Vos finances au quotidien

La face cachée de la liberté

La face cachée de la liberté

Qui ne rêve pas de devenir son propre patron ? Vous-même, peut-être ! Voici donc une petite visite guidée dans le monde excitant – mais exigeant – du travail autonome.

Un sur six !

C’est le nombre de personnes actives qui, au Canada, ont déclaré tirer un revenu du travail autonome au début de la présente décennie. Statistique Canada estime en effet que pas moins de 2,7 millions de personnes étaient alors « à leur compte » sous une forme ou une autre. Mais qu’est-ce qui attire autant de gens vers ce choix professionnel ?

L’appel de la liberté ?

Réponse : sans aucun doute la perspective de choisir ses contrats, d’établir ses honoraires, de contrôler son horaire, de concilier travail et famille… Mais peut-être aussi, plus concrètement, la conjoncture économique.

Autonome par choix ou par nécessité ?


Comme le suggère ce tableau, la croissance du travail autonome semble parfois, en partie du moins, le miroir inversé de ce qui se passe dans le marché de l’emploi : en l’espace d’une année seulement, à la fin de la dernière décennie, le nombre de travailleurs autonomes a grimpé de pas moins de 4,3 % – mais on peut présumer que c’est en partie parce que le nombre de salariés, lui, encaissait une baisse de 3,3 %.

Faire un choix éclairé

Il est donc probable que certaines personnes optent pour le travail autonome parce que les perspectives d’emploi sont limitées, alors que d’autres réalisent le rêve d’une vie. Quelle que soit votre propre situation, il y a cependant quatre grandes réalités que vous pourriez avoir intérêt à considérer.

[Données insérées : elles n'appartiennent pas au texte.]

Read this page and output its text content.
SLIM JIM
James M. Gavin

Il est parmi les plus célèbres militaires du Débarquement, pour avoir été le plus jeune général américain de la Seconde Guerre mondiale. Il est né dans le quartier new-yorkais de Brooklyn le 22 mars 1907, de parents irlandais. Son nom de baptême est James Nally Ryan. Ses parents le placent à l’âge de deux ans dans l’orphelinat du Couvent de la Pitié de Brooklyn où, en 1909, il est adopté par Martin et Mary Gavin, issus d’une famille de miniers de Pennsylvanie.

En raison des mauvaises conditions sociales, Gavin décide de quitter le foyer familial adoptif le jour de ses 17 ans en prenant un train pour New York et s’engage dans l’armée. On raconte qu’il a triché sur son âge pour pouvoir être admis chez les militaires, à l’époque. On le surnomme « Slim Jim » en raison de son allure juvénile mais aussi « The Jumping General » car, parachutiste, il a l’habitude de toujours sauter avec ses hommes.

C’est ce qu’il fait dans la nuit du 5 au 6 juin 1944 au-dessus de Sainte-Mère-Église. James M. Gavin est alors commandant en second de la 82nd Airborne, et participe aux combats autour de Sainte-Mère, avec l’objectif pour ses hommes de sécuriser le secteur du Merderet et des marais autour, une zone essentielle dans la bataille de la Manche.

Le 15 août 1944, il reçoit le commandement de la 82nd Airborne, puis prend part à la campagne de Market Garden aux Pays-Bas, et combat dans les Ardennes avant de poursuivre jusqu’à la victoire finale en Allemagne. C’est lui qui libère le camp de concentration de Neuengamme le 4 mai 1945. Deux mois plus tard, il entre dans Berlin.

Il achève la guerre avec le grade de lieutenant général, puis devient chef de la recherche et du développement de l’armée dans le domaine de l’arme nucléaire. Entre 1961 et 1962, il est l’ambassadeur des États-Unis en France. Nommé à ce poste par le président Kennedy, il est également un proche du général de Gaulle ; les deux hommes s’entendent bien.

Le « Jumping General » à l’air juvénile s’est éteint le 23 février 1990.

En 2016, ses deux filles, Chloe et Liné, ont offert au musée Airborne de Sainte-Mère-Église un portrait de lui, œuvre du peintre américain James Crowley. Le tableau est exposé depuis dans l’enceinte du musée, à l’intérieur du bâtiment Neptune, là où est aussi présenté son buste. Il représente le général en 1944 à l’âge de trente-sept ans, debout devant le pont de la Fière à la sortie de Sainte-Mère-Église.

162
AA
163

Quelles sont les chances de succès ?

Sélection naturelle ?


La maxime dit que « c’est la première année qui est la plus difficile »… mais les chiffres montrent que les choses ont plutôt tendance à se compliquer avec les années. Environ la moitié des gens qui se lancent en affaires ne le sont plus après la cinquième année. Il pourrait donc être important d’avoir un plan B en tout temps.

Plus payant ?

Trois réalités distinctes


Selon Statistique Canada, le revenu familial des travailleurs autonomes a tendance à être inférieur à celui des salariés s’ils se contentent d’être à leur compte, mais supérieur s’ils fondent une société, donc deviennent chefs d’une petite entreprise. La société permet aussi de séparer la situation personnelle de la situation professionnelle et d’envisager des options avantageuses du point de vue fiscal.

Si bien chez soi !
Plusieurs personnes qui se lancent à leur compte le font pour concilier la famille et le travail, par exemple en étant plus présentes pour les enfants durant la semaine – et plusieurs le réussissent avec brio. Il faut savoir cependant que cette situation mène aussi parfois à un sentiment d’isolement et à une baisse de la productivité – raison pour laquelle des entreprises comme Yahoo! ont récemment mis fin au télétravail.

Penser sécurité et patrimoine
Comme leurs revenus sont plus susceptibles de fluctuer et qu’ils n’ont pas les mêmes bénéfices marginaux que les salariés, les travailleurs autonomes ont intérêt à faire preuve de discipline en matière de sécurité financière. Épargner en vue de la retraite demeure un incontournable, mais constituer un fonds d’urgence et se doter d’assurances générant un revenu ou un capital en cas de problèmes de santé pourraient l’être tout autant.

Tous les bénéfices, tout le risque

Au fond, il semble bien que la réalité du travailleur autonome soit celle de tout entrepreneur, quel qu’il soit : plus de bénéfices potentiels à tous les niveaux mais, en retour, plus de risques à gérer.

Vous sentez-vous le cran de tenter l’aventure ? Alors une dernière idée à considérer : s’entourer très tôt de bons conseillers est un investissement qui pourrait faire une grande différence et permettre de passer avec succès le fameux cap des cinq ans.